Kapitel 4
Später schauten wir fern, als das Telefon klingelte. Mrs Kennedy ging aus dem Zimmer und redete ein paar Minuten im Flur. Dann steckte sie den Kopf durch die Tür.
»Danny«, sagte sie. »Es ist dein Vater. Er möchte mit dir sprechen.«
»Hallo!«, rief ich aufgeregt ins Telefon.
»Hallo, Danny«, antwortete Dad. »Entschuldige, dass wir nicht da waren, als du nach Hause gekommen bist.«
»Ist schon okay«, brummelte ich, obwohl es echt nicht okay gewesen war.
»Hast du was zu Abend gegessen?«
»Ja.«
»Gut. Ich muss dich um einen Gefallen bitten.«
»Was für einen?«
»Es macht dir doch nichts aus, heute Abend bei Mrs Kennedy zu bleiben, oder?«
Mir wurde ganz komisch. Ich wollte nach Hause! Ich wollte, dass wir alle zu Hause waren.
»Wieso sagst du das?«, fragte ich. »Wo bist du überhaupt?«
Dad schwieg einen Moment. »Habe ich dir das noch gar nicht gesagt?«
»Nein.«
»Wir sind im Krankenhaus, Danny«, murmelte er leise. »Deiner Mutter geht es nicht so gut, das habe ich dir ja schon erzählt.«
Ich machte den Mund auf, um etwas zu erwidern, aber ehe ich ein Wort herausbrachte, hatte Mrs Kennedy mir schon das Telefon aus der Hand genommen. Sie stand plötzlich neben mir, ohne dass ich sie gehört hatte.

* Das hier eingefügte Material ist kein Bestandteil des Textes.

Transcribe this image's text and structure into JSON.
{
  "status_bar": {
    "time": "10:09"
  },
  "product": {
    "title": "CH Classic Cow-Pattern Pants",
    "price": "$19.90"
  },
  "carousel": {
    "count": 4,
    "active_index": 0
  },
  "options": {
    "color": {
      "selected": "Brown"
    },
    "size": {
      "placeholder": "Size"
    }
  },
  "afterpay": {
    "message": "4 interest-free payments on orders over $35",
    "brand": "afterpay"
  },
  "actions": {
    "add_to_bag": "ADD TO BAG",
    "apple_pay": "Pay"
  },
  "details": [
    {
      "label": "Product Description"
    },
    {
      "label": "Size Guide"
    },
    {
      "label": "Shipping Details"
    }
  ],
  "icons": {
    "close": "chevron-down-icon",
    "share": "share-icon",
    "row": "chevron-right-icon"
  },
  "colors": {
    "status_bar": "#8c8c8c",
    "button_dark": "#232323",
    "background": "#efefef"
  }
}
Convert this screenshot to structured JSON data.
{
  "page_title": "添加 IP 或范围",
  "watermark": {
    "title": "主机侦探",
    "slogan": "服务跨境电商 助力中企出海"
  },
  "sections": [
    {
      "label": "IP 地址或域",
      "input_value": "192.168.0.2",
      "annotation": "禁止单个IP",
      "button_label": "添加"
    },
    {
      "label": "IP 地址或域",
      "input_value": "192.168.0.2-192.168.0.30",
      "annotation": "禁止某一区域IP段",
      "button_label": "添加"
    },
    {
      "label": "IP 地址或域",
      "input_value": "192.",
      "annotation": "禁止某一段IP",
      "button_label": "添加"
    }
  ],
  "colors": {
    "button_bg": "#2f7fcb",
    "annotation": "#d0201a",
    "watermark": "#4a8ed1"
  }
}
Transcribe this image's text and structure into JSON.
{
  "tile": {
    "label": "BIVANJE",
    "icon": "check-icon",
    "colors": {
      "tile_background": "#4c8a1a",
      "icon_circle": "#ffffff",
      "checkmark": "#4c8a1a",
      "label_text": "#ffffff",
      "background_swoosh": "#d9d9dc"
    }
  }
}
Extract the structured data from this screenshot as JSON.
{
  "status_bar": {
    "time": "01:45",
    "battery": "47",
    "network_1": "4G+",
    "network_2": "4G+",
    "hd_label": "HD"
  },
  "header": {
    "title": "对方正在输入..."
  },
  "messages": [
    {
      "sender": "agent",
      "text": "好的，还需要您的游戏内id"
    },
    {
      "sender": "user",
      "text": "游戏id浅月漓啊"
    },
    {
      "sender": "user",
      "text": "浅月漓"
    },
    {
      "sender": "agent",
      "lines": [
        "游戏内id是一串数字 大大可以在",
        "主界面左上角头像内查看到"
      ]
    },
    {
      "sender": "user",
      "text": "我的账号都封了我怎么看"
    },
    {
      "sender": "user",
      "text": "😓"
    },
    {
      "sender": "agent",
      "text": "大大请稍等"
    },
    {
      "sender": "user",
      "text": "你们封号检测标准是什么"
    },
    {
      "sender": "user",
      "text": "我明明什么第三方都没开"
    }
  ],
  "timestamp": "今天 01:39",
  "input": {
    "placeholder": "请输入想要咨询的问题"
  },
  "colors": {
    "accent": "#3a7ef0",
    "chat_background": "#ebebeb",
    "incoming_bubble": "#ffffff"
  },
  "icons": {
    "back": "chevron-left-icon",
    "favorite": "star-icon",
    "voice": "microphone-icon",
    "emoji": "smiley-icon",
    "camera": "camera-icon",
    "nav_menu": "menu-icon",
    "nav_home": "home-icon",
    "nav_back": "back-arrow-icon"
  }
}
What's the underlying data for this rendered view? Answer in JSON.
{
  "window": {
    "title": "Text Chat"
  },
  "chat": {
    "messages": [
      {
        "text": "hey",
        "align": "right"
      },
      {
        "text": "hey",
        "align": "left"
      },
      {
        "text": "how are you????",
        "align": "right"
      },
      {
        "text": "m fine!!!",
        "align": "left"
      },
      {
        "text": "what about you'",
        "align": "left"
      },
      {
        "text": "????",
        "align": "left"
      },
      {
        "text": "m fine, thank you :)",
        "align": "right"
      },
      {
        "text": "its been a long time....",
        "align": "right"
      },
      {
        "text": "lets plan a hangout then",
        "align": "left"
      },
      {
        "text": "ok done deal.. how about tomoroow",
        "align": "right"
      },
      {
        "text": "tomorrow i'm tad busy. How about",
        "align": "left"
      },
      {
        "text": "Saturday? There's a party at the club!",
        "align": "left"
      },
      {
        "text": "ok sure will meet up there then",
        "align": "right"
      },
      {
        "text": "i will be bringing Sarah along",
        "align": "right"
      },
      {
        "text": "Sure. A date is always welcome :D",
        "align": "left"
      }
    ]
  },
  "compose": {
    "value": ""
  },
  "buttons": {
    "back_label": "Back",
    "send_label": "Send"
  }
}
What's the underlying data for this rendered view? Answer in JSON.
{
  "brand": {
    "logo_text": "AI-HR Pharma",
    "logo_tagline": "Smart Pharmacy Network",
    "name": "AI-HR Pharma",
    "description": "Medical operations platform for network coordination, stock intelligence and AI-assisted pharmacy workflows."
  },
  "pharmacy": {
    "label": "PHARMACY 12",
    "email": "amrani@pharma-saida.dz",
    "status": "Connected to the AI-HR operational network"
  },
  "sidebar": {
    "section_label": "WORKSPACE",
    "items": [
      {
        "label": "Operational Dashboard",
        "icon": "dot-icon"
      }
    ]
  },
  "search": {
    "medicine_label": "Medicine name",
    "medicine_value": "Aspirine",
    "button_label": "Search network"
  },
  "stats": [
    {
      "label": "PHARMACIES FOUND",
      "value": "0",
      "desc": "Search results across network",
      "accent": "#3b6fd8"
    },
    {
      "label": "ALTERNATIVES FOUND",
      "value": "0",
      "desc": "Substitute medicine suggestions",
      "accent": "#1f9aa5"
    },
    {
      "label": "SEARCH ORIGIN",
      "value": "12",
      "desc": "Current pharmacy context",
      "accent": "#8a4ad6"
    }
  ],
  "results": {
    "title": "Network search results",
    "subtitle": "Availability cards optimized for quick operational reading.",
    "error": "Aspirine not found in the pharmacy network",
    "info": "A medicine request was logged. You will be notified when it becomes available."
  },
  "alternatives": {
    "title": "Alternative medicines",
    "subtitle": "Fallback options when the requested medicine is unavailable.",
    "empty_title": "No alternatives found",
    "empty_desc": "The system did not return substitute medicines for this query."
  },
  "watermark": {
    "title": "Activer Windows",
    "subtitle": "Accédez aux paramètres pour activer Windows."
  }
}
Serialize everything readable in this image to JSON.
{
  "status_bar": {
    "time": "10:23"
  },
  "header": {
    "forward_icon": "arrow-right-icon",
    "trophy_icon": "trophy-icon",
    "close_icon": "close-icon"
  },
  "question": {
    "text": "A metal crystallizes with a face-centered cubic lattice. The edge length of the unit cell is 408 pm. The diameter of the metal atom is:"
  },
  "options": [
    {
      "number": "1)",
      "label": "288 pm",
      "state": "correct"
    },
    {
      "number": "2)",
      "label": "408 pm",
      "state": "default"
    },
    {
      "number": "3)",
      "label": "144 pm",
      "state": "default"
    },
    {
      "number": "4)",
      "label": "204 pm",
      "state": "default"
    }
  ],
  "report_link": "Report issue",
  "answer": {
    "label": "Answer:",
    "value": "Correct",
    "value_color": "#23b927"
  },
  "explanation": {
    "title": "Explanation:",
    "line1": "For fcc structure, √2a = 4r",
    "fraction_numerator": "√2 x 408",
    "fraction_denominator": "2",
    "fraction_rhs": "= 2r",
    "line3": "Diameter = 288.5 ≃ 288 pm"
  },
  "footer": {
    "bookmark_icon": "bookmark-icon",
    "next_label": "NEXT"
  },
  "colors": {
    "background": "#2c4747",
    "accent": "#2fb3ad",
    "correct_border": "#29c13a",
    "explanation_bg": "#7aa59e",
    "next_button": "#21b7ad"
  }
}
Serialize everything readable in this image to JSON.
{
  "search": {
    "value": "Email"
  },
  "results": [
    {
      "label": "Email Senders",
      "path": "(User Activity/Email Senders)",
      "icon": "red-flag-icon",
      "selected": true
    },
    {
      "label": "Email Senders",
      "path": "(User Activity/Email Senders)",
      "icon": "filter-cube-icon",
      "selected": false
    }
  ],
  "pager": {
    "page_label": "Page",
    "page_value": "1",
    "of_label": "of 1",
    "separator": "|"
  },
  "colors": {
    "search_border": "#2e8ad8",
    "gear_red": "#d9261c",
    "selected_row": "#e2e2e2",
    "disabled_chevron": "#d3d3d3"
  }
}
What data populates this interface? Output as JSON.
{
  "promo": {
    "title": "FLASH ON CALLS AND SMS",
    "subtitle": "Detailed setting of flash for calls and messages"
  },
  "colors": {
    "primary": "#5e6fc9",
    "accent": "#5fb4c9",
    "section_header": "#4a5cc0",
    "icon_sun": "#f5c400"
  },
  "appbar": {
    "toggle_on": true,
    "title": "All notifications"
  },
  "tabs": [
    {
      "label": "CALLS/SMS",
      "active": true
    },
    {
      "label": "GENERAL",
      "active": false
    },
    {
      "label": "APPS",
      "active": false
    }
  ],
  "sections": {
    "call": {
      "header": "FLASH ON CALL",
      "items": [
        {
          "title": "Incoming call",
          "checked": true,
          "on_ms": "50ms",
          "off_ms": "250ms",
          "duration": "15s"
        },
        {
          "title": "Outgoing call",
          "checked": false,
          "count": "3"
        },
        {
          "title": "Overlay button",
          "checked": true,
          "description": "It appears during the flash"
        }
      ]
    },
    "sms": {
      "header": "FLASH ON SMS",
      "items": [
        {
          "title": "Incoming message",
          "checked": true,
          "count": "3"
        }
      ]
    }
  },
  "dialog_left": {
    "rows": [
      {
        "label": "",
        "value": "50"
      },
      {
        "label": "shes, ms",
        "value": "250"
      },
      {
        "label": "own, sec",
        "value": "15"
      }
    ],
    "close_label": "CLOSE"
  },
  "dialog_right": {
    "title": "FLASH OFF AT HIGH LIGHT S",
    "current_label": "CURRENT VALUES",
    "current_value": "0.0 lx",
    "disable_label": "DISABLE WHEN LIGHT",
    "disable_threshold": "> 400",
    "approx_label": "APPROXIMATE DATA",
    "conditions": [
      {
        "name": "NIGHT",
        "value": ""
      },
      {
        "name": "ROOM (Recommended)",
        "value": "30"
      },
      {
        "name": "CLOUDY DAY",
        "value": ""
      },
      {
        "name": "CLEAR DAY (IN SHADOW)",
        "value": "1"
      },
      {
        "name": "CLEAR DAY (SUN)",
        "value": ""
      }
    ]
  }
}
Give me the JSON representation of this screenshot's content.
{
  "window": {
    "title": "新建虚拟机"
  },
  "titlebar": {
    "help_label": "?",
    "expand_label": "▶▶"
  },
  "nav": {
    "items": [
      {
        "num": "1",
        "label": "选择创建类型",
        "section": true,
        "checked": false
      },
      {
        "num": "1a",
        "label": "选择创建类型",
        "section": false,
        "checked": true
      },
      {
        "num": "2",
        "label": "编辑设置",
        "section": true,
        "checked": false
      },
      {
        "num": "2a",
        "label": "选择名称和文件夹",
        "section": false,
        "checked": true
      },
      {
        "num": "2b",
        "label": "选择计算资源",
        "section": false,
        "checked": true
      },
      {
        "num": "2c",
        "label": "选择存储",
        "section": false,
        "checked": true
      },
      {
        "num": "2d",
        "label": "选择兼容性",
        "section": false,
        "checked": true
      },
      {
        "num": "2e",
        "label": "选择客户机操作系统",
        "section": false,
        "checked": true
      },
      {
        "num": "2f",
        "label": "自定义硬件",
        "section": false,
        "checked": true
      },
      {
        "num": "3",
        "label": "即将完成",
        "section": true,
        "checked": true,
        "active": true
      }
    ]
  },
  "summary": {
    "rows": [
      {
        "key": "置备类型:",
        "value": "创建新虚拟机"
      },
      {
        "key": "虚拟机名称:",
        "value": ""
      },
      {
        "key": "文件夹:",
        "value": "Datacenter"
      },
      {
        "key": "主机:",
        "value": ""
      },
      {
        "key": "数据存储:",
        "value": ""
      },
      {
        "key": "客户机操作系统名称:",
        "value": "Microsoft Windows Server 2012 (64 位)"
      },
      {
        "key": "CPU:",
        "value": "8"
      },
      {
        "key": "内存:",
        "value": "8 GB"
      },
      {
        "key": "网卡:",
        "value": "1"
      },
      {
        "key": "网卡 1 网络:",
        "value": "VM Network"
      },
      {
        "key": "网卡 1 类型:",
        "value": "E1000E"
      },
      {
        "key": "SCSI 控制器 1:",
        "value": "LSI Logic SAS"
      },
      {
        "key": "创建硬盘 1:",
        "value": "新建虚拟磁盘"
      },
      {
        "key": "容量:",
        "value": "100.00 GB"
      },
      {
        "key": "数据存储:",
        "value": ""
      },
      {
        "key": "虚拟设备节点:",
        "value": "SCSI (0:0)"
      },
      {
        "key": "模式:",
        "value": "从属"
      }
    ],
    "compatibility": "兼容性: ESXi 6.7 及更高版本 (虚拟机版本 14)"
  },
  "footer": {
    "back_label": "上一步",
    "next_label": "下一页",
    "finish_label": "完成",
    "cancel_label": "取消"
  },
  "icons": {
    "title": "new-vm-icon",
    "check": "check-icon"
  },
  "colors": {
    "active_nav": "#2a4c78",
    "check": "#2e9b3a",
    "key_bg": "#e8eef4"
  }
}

»Russell?« Sie klang jetzt ganz energisch. »Ich bin’s wieder, Alice. Hör zu – ihr braucht euch keine Gedanken zu machen. Wir sitzen alle gemütlich vor dem Fernseher, und Danny geht es gut. Du und Rachel, ihr müsst euch jetzt erst mal um euch selbst kümmern.« Danach schwieg sie, und ich hörte, dass die Stimme am anderen Ende etwas sagte, verstand aber kein Wort. »Ich kann jederzeit einen Tag freinehmen«, sagte Mrs Kennedy. Dann kam wieder eine Pause. »Ja, klar, wenn euch das hilft.« Noch eine Pause. »Okay, gut, dann sehen wir euch morgen früh.« Sie schaute in meine Richtung und schien dann rasch eine Entscheidung zu treffen, denn sie drehte sich von mir weg und murmelte: »Ich soll euch von Danny gute Nacht sagen.« Dabei hatte ich nichts Derartiges auch nur angedeutet. »Bis morgen. Gute Nacht, Russell.«
Sie legte das Telefon weg und schaute mich an.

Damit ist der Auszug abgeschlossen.